Faire au maximum de la prévention : favoriser une vie saine avec une alimentation équilibrée riche en anti oxydants, éviter le tabac, se protéger efficacement du soleil (en effet à quoi sert de s’exposer et de s’abimer definitivement la peau pour un bronzage bien éphémère ?).
Utiliser de bonnes crèmes anti rides, anti âge avec soit de la vitamine C, soit du rétinol par exemple.
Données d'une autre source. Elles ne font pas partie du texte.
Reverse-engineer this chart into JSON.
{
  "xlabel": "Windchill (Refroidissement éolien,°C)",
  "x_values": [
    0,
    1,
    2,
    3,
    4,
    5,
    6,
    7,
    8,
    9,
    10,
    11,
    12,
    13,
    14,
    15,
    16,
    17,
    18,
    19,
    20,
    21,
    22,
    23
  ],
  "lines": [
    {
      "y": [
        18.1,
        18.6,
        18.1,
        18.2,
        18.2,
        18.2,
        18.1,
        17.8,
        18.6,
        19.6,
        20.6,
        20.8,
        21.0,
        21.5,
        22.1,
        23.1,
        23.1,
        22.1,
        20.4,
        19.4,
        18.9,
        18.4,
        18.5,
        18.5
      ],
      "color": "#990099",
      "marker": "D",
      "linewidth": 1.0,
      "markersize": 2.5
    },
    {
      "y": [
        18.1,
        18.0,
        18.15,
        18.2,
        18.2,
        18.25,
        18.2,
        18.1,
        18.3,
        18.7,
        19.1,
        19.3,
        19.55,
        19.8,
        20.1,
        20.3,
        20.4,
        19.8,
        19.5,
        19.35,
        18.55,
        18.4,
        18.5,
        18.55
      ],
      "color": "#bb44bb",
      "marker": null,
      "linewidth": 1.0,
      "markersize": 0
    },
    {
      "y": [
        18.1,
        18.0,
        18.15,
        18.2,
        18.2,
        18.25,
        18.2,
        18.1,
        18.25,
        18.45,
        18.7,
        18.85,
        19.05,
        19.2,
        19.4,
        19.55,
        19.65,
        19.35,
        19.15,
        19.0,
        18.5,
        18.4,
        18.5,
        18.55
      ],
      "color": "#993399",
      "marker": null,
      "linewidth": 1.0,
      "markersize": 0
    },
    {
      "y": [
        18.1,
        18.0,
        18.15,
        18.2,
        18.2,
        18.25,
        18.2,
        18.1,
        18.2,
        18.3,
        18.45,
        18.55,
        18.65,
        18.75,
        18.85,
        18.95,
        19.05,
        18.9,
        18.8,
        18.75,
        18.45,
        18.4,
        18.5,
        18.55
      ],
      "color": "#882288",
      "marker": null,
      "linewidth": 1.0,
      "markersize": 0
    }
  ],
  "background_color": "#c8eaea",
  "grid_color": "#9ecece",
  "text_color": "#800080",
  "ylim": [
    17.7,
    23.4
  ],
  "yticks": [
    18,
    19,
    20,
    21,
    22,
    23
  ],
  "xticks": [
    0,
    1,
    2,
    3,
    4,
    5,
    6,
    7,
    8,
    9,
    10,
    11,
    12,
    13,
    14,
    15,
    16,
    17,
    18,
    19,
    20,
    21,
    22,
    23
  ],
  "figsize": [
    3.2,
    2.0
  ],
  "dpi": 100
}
Quant à l’acide hyaluronique dans les crèmes, n’espérez pas qu’il va combler vos rides car il ne pourra pénétrer dans la peau juste en appliquant une fine couche de crème, mais il va agir par son fort pouvoir hydratant.
Enfin, il faut toujours penser à hydrater sa peau aussi par l’intérieur en buvant suffisamment d’eau. (Minimum 1 litre et demi par jour)
Penser à laisser une coupelle d’eau près des radiateurs pour que l’air ambiant ne soit pas trop sec afin de ne pas déshydrater votre peau.
Une belle plante à toujours besoin d’eau !
Alors vous aussi…

Docteur DENJEAN qui pense toujours à préserver et à hydrater sa peau.